During September I did the ‘Live Below the Line’ challenge which meant that for one week, from Monday to Friday, I lived on $2.25 worth of food each day. I ate pretty plain meals; lots of pasta, barley, and vegetables with no meat or treats, or drinks other than water. ‘Live Below the Line’ is an international campaign and participants can choose a charity to donate their sponsorship money to and I chose the Tony McClean Nepal Trust, started in memory of the teacher who died in the Elim Christian School drowning 5 years ago. Tony had spent some time in Nepal and the trust has been set up in his memory to establish schools and clean water facilities for villages.
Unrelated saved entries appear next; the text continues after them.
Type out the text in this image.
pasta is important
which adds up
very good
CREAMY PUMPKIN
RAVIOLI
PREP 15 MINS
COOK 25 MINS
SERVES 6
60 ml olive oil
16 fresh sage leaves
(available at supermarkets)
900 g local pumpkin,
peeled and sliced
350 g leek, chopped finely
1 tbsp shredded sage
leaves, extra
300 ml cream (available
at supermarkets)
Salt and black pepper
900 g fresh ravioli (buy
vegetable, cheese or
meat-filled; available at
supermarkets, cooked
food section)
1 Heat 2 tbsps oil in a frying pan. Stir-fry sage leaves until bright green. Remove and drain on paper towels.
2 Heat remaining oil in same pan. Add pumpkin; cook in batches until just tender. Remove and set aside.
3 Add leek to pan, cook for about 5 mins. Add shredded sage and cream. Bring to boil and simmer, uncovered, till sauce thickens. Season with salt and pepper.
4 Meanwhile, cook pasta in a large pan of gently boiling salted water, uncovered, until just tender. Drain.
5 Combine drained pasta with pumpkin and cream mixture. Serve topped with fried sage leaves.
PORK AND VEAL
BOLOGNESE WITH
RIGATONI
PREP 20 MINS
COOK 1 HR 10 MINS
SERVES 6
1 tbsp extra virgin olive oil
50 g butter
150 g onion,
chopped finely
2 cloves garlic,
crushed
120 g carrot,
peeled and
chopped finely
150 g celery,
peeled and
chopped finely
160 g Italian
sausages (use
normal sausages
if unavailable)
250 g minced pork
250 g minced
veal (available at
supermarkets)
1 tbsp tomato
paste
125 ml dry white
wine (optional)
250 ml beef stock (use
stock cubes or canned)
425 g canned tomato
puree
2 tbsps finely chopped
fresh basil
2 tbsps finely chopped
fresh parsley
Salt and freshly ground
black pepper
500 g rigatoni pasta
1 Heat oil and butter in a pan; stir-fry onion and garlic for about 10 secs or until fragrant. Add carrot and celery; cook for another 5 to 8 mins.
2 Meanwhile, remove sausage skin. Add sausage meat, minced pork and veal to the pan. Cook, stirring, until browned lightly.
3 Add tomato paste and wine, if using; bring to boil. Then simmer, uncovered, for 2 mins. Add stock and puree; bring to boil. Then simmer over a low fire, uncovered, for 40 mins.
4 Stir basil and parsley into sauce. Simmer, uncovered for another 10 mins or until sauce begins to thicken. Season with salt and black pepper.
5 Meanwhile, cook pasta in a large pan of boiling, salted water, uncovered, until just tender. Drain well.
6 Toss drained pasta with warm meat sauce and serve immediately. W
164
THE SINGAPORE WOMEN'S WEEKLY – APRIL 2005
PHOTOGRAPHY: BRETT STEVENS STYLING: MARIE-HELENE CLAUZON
I explain this because I was also writing a sermon that week with slightly lower energy than usual. I don’t say this for pity. I found it an interesting experience to write a sermon during this week; to try and think creatively, biblically, and practically, with a rumbling stomach. I wondered how pastors and preachers/teachers all over the world prepared their messages with not enough sustenance to keep them going. I guess it would be a standard way of life for many, and perhaps they don’t know any different.
Imagine if that level of energy, what you can get from $2.25 a day, is all you had to go on, and you had to look after your family, you had to find food and water, you had to survive in tin sheds, you had elderly family or young kids living with you etc. It would be near impossible to summon the energy to better your situation, to try and find work, to lift yourself up and out of poverty. And that’s not even beginning to look at having the creative energy to start a business, to write a song or a book or a poem or a sermon, or to do something different in your community. How heartbreaking! Imagine what our world is missing out on because people do not have adequate care? Yet that’s the reality for millions of people around the world.
I feel profoundly grateful, in lots of ways, since doing ‘Live Below the Line’. One surprising realisation was how lucky I am to be teaching from a place of physical strength and nourishment. I feel encouraged by the work of Langham Preaching and other groups that support and equip pastors in third world countries. But I’m also challenged in my own response to the needs of people who live on $2.25 a day, every day.